Wednesday 27 September 2006

Friday Morning Prayer for 29 September 2006

Feast of St Michael the Archangel

Good morning! Time really flies! It’s already the last Friday in September. For three Fridays this month, we have celebrated three feasts: the Feast of the Birth of Mary (8/9), the Feast of the Holy Cross (14/9), and today, the Feast of St Michael (29/9), the angel. Michael is not just any angel. He is the archangel. Archangel means the angel leader. The suffix “arch” is added for something greater. For example, the US thinks that the communists and Iraq are their enemies. But the US has invaded Iraq because they think Iraq is their greatest enemy. The US thinks that Iraq is their archenemy. Anyway, if your name is Michael or Michelle, that means you have Michael as your patron. A Happy Feast Day to all the Michael’s and Michelle’s!
To start off today’s morning prayer, let’s read the Psalm on page 32 of your prayer book. The Psalms are Poems found in the Bible. [Psalms = p is silent! Say: S-AH-Ms] Please respond the part saying all. You may remember the word protector which we learnt last week. Protector: someone who protects. Defender: someone who defends. Trust: believe in and rely on. [Psalm 91]
Just two quick questions for you: In the psalm, almost every sentence has a “you” in it. Like: in the first verse: “The Lord will defend you.” “You have made the Lord your defender” in verse number 2, etc. And also in the response: “You are my defender and protector.” Can you guess who the “you” is in these cases? Well, the answer is simple. In the verses, the poet is talking to you, the reader, the audience, us. So really, the poem is about: “The Lord will defend us/me.” “We/I have made the Lord our/my defender” But in the response, the poet now talks to God. So we are saying: “God, you are my defender and protector.
Now – shall we sing Amazing Grace on Page 9 of your hymnbook? We will sing verse three only. [Song] Quite a few interesting things about this song which I would like you to pay attention to. The first line:
“Thro’ many dangers, toils and snares, I have already come” means
“I have already come through many dangers, toils and snares”
In poetry, we often find sentence structure a bit unusual than what we would come across in normal situation.
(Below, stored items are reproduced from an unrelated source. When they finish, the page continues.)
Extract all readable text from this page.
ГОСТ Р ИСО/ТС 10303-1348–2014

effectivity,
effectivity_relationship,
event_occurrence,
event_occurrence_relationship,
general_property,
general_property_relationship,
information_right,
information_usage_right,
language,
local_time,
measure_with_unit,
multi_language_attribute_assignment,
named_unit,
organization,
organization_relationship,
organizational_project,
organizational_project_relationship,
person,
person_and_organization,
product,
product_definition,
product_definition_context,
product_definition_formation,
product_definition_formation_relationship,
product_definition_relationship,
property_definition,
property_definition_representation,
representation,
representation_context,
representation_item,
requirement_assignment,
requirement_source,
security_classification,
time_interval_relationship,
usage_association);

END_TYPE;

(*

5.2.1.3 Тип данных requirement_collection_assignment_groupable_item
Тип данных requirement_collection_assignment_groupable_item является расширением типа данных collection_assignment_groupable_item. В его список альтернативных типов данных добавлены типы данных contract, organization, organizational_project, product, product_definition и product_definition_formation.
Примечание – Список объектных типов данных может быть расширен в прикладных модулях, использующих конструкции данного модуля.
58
I am sure you know what dangers are. If you do not know what toils and snares are, please take a look at the second part of verse 3. It’s about “how grace hath brought me safe and grace will lead me home”. It’s old English here: hath brought means has brought. So this song is saying: “the grace of God has brought me safe and will lead me home after I have come through many dangers, toils and snares.” So we may safely guess that dangers, toils and snares are similar in meaning – or at least, things that do not make us feel safe! Indeed, the word toil means hard work. For example: Sophia gets very good results in her HKCE exams after five years of hard toil. [TOIL] A snare is a trap. Some people use a snare to catch small animals. The business world is full of snares for those who are not careful. It is easy to be tricked or fooled. [SNARE] Let’s sing the song again, now that we know what this song means.
Today, we celebrate the feast of St Michael the archangel, because God has given us St Michael and all the other angels to protect and defend us. St Michael and all the angels are God’s servants and they are here to help us. So let us say the prayer on page 32 to express our trust in God. Please make the sign of the cross and say the prayer together aloud. [Say: IN THE NAME OF THE FATHER, AND OF THE SON, AND OF THE HOLY SPIRIT. AMEN.] Do not just make the sign without saying the words. [Prayer]
Thank you. I will see in you two weeks because next Friday we are having the Feast of St Francis – next Friday: a holiday for students.